Tea, Scones and Malaria

BOOK CLUB July  2024 Selection

This month our  book is Tea, Scones and Malaria by Katlynn Brooks.

This book is a phenomenal true account of one girl’s extraordinary upbringing in the rough and feral bushveld of 1950s and 60s Rhodesia. Moving from one makeshift camp to the next, the family follows Dad, a bridge builder for the government, deep into the heart of elephant and cheetah country.

“We ran barefoot in the bush, and swam in crocodile-infested rivers. We shared our camps with snakes, scorpions, and jerrymunglums. There was no electricity, no hospitals, and no schools in the bush. How I survived it all, I will never know.”

Hilarious, touching, raw, and deeply honest, this memoir records the journey from child to teenager to woman against the backdrop of a vanishing world, as Rhodesia begins its long and tumultuous transition into the independent country of Zimbabwe.

 This Child Will Be Great

BOOK CLUB April  2024 Selection

This month our  book is This Child Will Be Great, a memoir by Ellen Johnson Sirleaf. Sirleaf shares the story of her rise to power, including her early childhood; her experiences with abuse, imprisonment, and exile; and her fight for democracy and social justice. She reveals her determination to succeed in multiple worlds, from her studies in the United States to her work as an international bank executive, to campaigning in some of Liberia’s most desperate and war-torn villages and neighborhoods. It is the tale of an outspoken political and social reformer who fought the oppression of dictators and championed change. By telling her story, Sirleaf encourages women everywhere to pursue leadership roles at the highest levels of power, and gives us all hope that we can change the world.

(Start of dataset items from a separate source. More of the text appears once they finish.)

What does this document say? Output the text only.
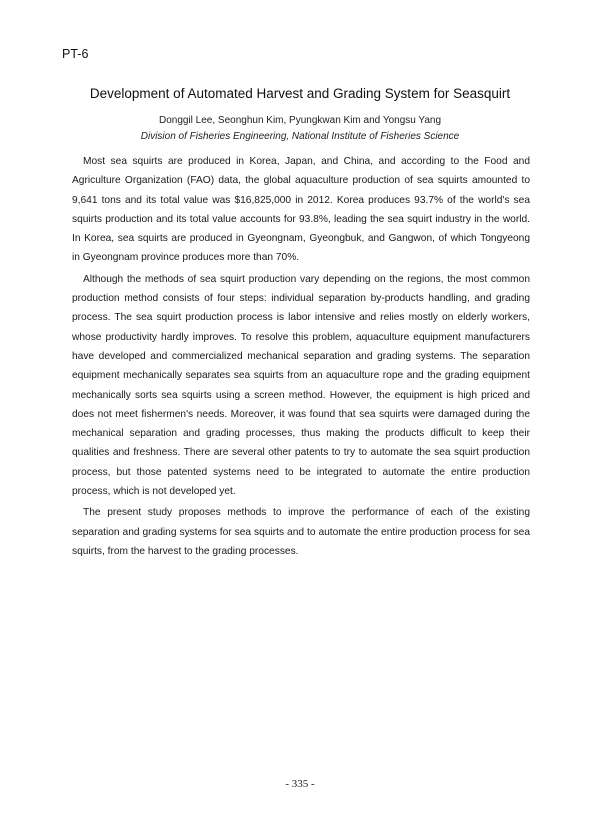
PT-6
Development of Automated Harvest and Grading System for Seasquirt
Donggil Lee, Seonghun Kim, Pyungkwan Kim and Yongsu Yang
Division of Fisheries Engineering, National Institute of Fisheries Science

Most sea squirts are produced in Korea, Japan, and China, and according to the Food and Agriculture Organization (FAO) data, the global aquaculture production of sea squirts amounted to 9,641 tons and its total value was $16,825,000 in 2012. Korea produces 93.7% of the world's sea squirts production and its total value accounts for 93.8%, leading the sea squirt industry in the world. In Korea, sea squirts are produced in Gyeongnam, Gyeongbuk, and Gangwon, of which Tongyeong in Gyeongnam province produces more than 70%.

Although the methods of sea squirt production vary depending on the regions, the most common production method consists of four steps: individual separation by-products handling, and grading process. The sea squirt production process is labor intensive and relies mostly on elderly workers, whose productivity hardly improves. To resolve this problem, aquaculture equipment manufacturers have developed and commercialized mechanical separation and grading systems. The separation equipment mechanically separates sea squirts from an aquaculture rope and the grading equipment mechanically sorts sea squirts using a screen method. However, the equipment is high priced and does not meet fishermen's needs. Moreover, it was found that sea squirts were damaged during the mechanical separation and grading processes, thus making the products difficult to keep their qualities and freshness. There are several other patents to try to automate the sea squirt production process, but those patented systems need to be integrated to automate the entire production process, which is not developed yet.

The present study proposes methods to improve the performance of each of the existing separation and grading systems for sea squirts and to automate the entire production process for sea squirts, from the harvest to the grading processes.

- 335 -
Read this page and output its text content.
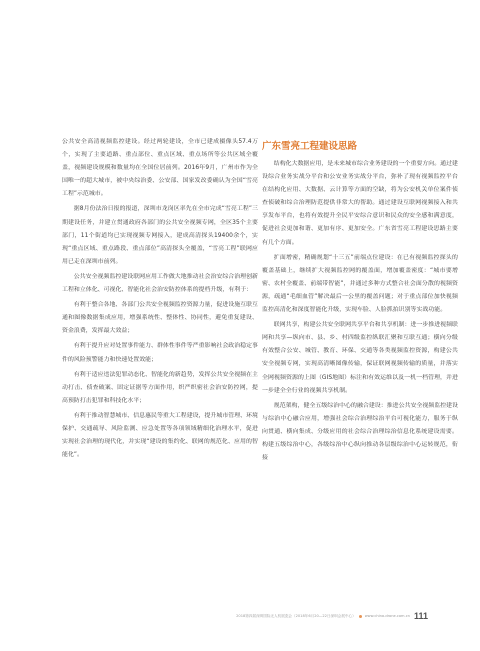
公共安全高清视频监控建设。经过两轮建设，全市已建成摄像头57.4万个，实现了主要道路、重点部位、重点区域、重点场所等公共区域全覆盖，视频建设规模和数量均在全国位居前列。2016年9月，广州市作为全国唯一的超大城市，被中央综治委、公安部、国家发改委确认为全国“雪亮工程”示范城市。

据8月份法治日报的报道，深圳市龙岗区率先在全市完成“雪亮工程”三期建设任务，并建立贯通政府各部门的公共安全视频专网，全区35个主要部门，11个街道均已实现视频专网接入，建成高清探头19400余个，实现“重点区域、重点路段、重点部位”高清探头全覆盖，“雪亮工程”联网应用已走在深圳市前列。

公共安全视频监控建设联网应用工作做大地推动社会治安综合治理创新工程和立体化、可视化、智能化社会治安防控体系的提档升级，有利于：

有利于整合各地、各部门公共安全视频监控资源力量，促进设施互联互通和图像数据集成应用，增强系统性、整体性、协同性，避免重复建设、资金浪费，发挥最大效益；

有利于提升应对处置事件能力、群体性事件等严重影响社会政治稳定事件的风险预警能力和快速处置效能；

有利于适应违法犯罪动态化、智能化的新趋势，发挥公共安全视频在主动打击、侦查破案、固定证据等方面作用，织严织密社会治安防控网，提高预防打击犯罪和科技化水平；

有利于推动智慧城市、信息惠民等重大工程建设，提升城市管理、环境保护、交通疏导、风险监测、应急处置等各项领域精细化治理水平，促进实现社会治理的现代化，并实现“建设的集约化、联网的规范化、应用的智能化”。

广东雪亮工程建设思路

结构化大数据应用，是未来城市综合业务建设的一个重要方向。通过建设综合业务实战分平台和公安业务实战分平台，弥补了现有视频监控平台在结构化应用、大数据、云计算等方面的空缺，将为公安机关单位案件侦查侦破和综合治理防范提供非常大的帮助。通过建设互联网视频接入和共享发布平台，也将有效提升全民平安综合意识和民众的安全感和满意度，促进社会更加和谐、更加有序、更加安全。广东省雪亮工程建设思路主要有几个方面。

扩面增密，精确规划“十三五”前端点位建设：在已有视频监控探头的覆盖基础上，继续扩大视频监控网的覆盖面，增加覆盖密度：“城市要增密、农村全覆盖、前端带智能”，并通过多种方式整合社会面分散的视频资源，疏通“毛细血管”解决最后一公里的覆盖问题；对于重点部位加快视频监控高清化和深度智能化升级，实现车脸、人脸抓拍识别等实战功能。

联网共享，构建公共安全联网共享平台和共享机制：进一步推进视频联网和共享—纵向市、县、乡、村四级监控纵联汇聚和互联互通；横向分级有效整合公安、城管、教育、环保、交通等各类视频监控资源，构建公共安全视频专网，实现高清晰图像传输，保证联网视频传输的质量，并落实全网视频资源的上图（GIS地图）标注和有效运维以及一机一档管理，并进一步建全全行业的视频共享机制。

规范架构，健全五级综治中心的融合建设：推进公共安全视频监控建设与综治中心融合应用，增强社会综合治理综治平台可视化能力，服务于纵向贯通、横向集成、分级应用的社会综合治理综治信息化系统建设需要。构建五级综治中心，各级综治中心纵向推动各层级综治中心运转规范，衔接

2018第四届深圳国际无人机展览会（2018年6月20—22日深圳会展中心）	www.china-drone.com.cn 111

Sirleaf became the first elected head of state of an African country (in this case, Liberia, in 2006) She  won the Nobel Peace Prize in 2011.

Burger’s Daughter

BOOK CLUB March  2024 Selection

Burger’s Daughter by Nadine Gordimer (winner  of the Nobel Prize for Literature) was published in 1979. This novel is modelled after real people involved in the struggle against apartheid in South Africa.

This is the moving story of the unforgettable Rosa Burger, a young woman from South Africa cast in the mold of a revolutionary tradition. Rosa tries to uphold her heritage handed on by martyred parents while still carving out a sense of self. Although it is wholly of today, Burger’s Daughter can be compared to those 19th century Russian classics that make a certain time and place come alive, and yet stand as universal celebrations of the human spirit.

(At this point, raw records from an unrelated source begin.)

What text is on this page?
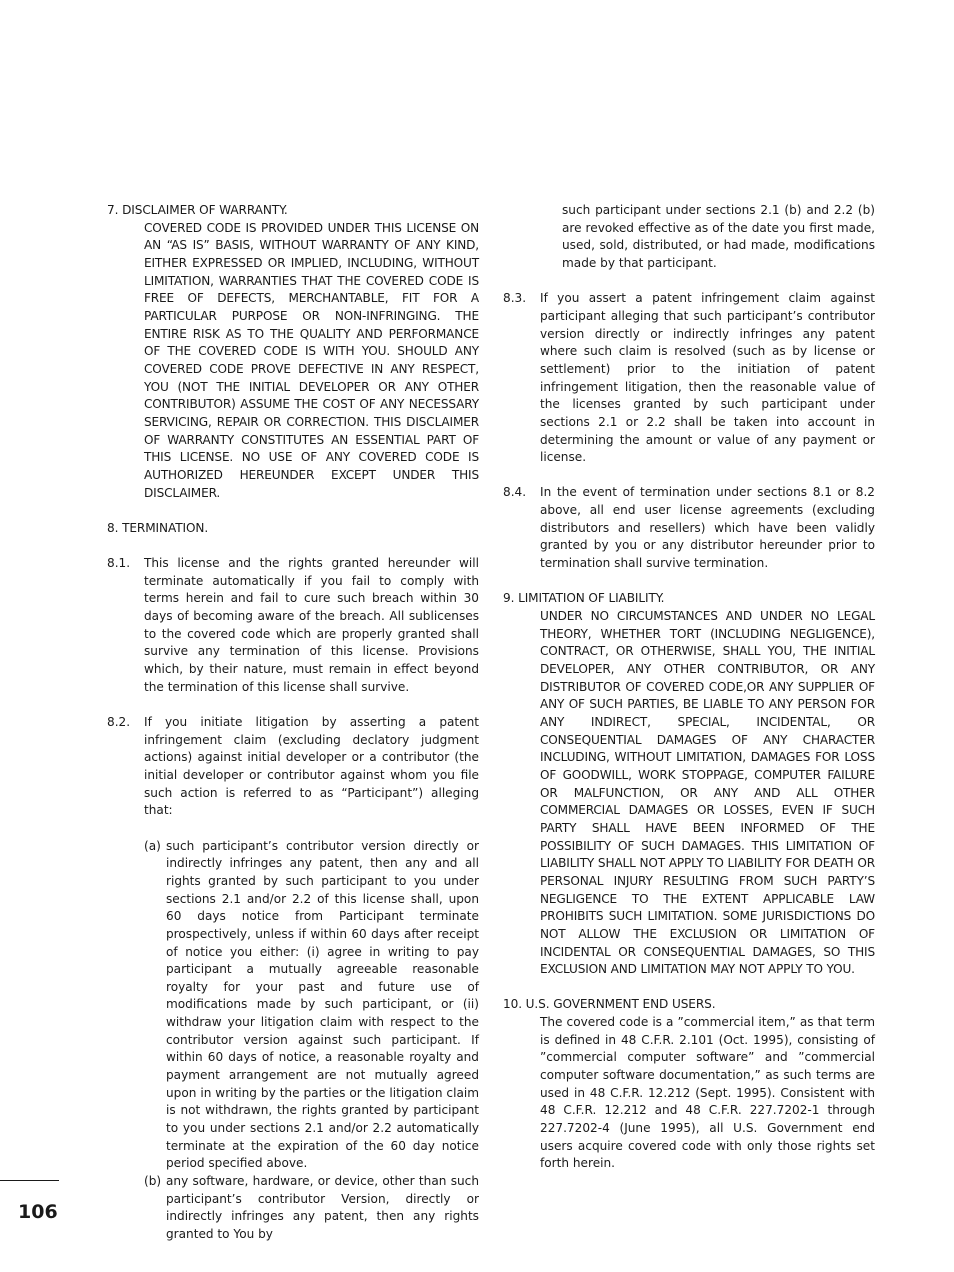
7. DISCLAIMER OF WARRANTY.

COVERED CODE IS PROVIDED UNDER THIS LICENSE ON AN “AS IS” BASIS, WITHOUT WARRANTY OF ANY KIND, EITHER EXPRESSED OR IMPLIED, INCLUDING, WITHOUT LIMITATION, WARRANTIES THAT THE COVERED CODE IS FREE OF DEFECTS, MERCHANTABLE, FIT FOR A PARTICULAR PURPOSE OR NON-INFRINGING. THE ENTIRE RISK AS TO THE QUALITY AND PERFORMANCE OF THE COVERED CODE IS WITH YOU. SHOULD ANY COVERED CODE PROVE DEFECTIVE IN ANY RESPECT, YOU (NOT THE INITIAL DEVELOPER OR ANY OTHER CONTRIBUTOR) ASSUME THE COST OF ANY NECESSARY SERVICING, REPAIR OR CORRECTION. THIS DISCLAIMER OF WARRANTY CONSTITUTES AN ESSENTIAL PART OF THIS LICENSE. NO USE OF ANY COVERED CODE IS AUTHORIZED HEREUNDER EXCEPT UNDER THIS DISCLAIMER.

8. TERMINATION.

8.1. This license and the rights granted hereunder will terminate automatically if you fail to comply with terms herein and fail to cure such breach within 30 days of becoming aware of the breach. All sublicenses to the covered code which are properly granted shall survive any termination of this license. Provisions which, by their nature, must remain in effect beyond the termination of this license shall survive.

8.2. If you initiate litigation by asserting a patent infringement claim (excluding declatory judgment actions) against initial developer or a contributor (the initial developer or contributor against whom you file such action is referred to as “Participant”) alleging that:

(a) such participant’s contributor version directly or indirectly infringes any patent, then any and all rights granted by such participant to you under sections 2.1 and/or 2.2 of this license shall, upon 60 days notice from Participant terminate prospectively, unless if within 60 days after receipt of notice you either: (i) agree in writing to pay participant a mutually agreeable reasonable royalty for your past and future use of modifications made by such participant, or (ii) withdraw your litigation claim with respect to the contributor version against such participant. If within 60 days of notice, a reasonable royalty and payment arrangement are not mutually agreed upon in writing by the parties or the litigation claim is not withdrawn, the rights granted by participant to you under sections 2.1 and/or 2.2 automatically terminate at the expiration of the 60 day notice period specified above.

(b) any software, hardware, or device, other than such participant’s contributor Version, directly or indirectly infringes any patent, then any rights granted to You by

such participant under sections 2.1 (b) and 2.2 (b) are revoked effective as of the date you first made, used, sold, distributed, or had made, modifications made by that participant.

8.3. If you assert a patent infringement claim against participant alleging that such participant’s contributor version directly or indirectly infringes any patent where such claim is resolved (such as by license or settlement) prior to the initiation of patent infringement litigation, then the reasonable value of the licenses granted by such participant under sections 2.1 or 2.2 shall be taken into account in determining the amount or value of any payment or license.

8.4. In the event of termination under sections 8.1 or 8.2 above, all end user license agreements (excluding distributors and resellers) which have been validly granted by you or any distributor hereunder prior to termination shall survive termination.

9. LIMITATION OF LIABILITY.

UNDER NO CIRCUMSTANCES AND UNDER NO LEGAL THEORY, WHETHER TORT (INCLUDING NEGLIGENCE), CONTRACT, OR OTHERWISE, SHALL YOU, THE INITIAL DEVELOPER, ANY OTHER CONTRIBUTOR, OR ANY DISTRIBUTOR OF COVERED CODE,OR ANY SUPPLIER OF ANY OF SUCH PARTIES, BE LIABLE TO ANY PERSON FOR ANY INDIRECT, SPECIAL, INCIDENTAL, OR CONSEQUENTIAL DAMAGES OF ANY CHARACTER INCLUDING, WITHOUT LIMITATION, DAMAGES FOR LOSS OF GOODWILL, WORK STOPPAGE, COMPUTER FAILURE OR MALFUNCTION, OR ANY AND ALL OTHER COMMERCIAL DAMAGES OR LOSSES, EVEN IF SUCH PARTY SHALL HAVE BEEN INFORMED OF THE POSSIBILITY OF SUCH DAMAGES. THIS LIMITATION OF LIABILITY SHALL NOT APPLY TO LIABILITY FOR DEATH OR PERSONAL INJURY RESULTING FROM SUCH PARTY’S NEGLIGENCE TO THE EXTENT APPLICABLE LAW PROHIBITS SUCH LIMITATION. SOME JURISDICTIONS DO NOT ALLOW THE EXCLUSION OR LIMITATION OF INCIDENTAL OR CONSEQUENTIAL DAMAGES, SO THIS EXCLUSION AND LIMITATION MAY NOT APPLY TO YOU.

10. U.S. GOVERNMENT END USERS.

The covered code is a ”commercial item,” as that term is defined in 48 C.F.R. 2.101 (Oct. 1995), consisting of ”commercial computer software” and ”commercial computer software documentation,” as such terms are used in 48 C.F.R. 12.212 (Sept. 1995). Consistent with 48 C.F.R. 12.212 and 48 C.F.R. 227.7202-1 through 227.7202-4 (June 1995), all U.S. Government end users acquire covered code with only those rights set forth herein.

106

Most of our books to date have been written by contemporary young, black African authors and we thought it would be interesting to go back to this earlier period in history.

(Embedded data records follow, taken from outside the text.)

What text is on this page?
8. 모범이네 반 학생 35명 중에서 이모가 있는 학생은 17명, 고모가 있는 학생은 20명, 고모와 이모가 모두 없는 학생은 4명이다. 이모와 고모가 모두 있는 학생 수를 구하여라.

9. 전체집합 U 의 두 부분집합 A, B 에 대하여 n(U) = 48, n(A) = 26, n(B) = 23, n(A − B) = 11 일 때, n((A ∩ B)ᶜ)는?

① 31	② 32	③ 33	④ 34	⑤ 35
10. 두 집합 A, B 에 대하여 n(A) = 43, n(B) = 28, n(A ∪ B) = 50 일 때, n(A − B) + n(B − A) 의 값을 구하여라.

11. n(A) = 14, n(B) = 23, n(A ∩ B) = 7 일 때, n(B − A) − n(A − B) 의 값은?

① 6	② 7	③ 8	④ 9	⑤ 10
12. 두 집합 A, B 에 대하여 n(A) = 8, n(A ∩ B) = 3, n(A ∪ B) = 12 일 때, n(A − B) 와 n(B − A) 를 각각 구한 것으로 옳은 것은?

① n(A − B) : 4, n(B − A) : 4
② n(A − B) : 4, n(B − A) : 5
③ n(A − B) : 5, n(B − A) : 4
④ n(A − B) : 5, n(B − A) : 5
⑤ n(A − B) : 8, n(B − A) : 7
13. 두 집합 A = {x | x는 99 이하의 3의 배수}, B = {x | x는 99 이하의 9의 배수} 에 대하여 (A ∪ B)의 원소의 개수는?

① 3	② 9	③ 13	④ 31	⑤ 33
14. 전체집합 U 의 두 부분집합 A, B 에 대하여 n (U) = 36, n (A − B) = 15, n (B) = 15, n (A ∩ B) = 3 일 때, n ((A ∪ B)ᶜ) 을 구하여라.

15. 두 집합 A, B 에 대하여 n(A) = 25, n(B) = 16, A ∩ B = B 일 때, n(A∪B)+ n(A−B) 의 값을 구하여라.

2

What Is Not Yours Is Not Yours

BOOK CLUB January  2024 Selection


 What Is Not Yours Is Not Yours by Helen Oyeyemi is a collection of short stories and is cleverly built around the idea of keys, literal and metaphorical. The key to a house, the key to a heart, the key to a secret—Oyeyemi’s keys not only unlock elements of her characters’ lives, they promise further labyrinths on the other side.
Oyeyemi’s tales span multiple times and landscapes as they tease boundaries between coexisting realities. Is a key a gate, a gift, or an invitation?

Things Fall Apart

BOOK CLUB September 2023 Selection

Things Fall Apart by Nigerian author Chinua Achebe, was written in 1958 and is considered a classic in African literature and has inspired many African authors of today.
THINGS FALL APART tells two overlapping, intertwining stories, both of which center around Okonkwo, a “strong man” of an Ibo village in Nigeria.
The first  storiy traces Okonkwo’s fall from grace with the tribal world in which he lives, and in its classical purity of line and economical beauty it provides us with a powerful fable about the immemorial conflict between the individual and society.
The second story is as modern as the first is ancient, and elevates the book to a tragic plane,
 These twin dramas are perfectly harmonized, and they are modulated by an awareness capable of encompassing at once the life of nature, human history, and the mysterious compulsions of the soul.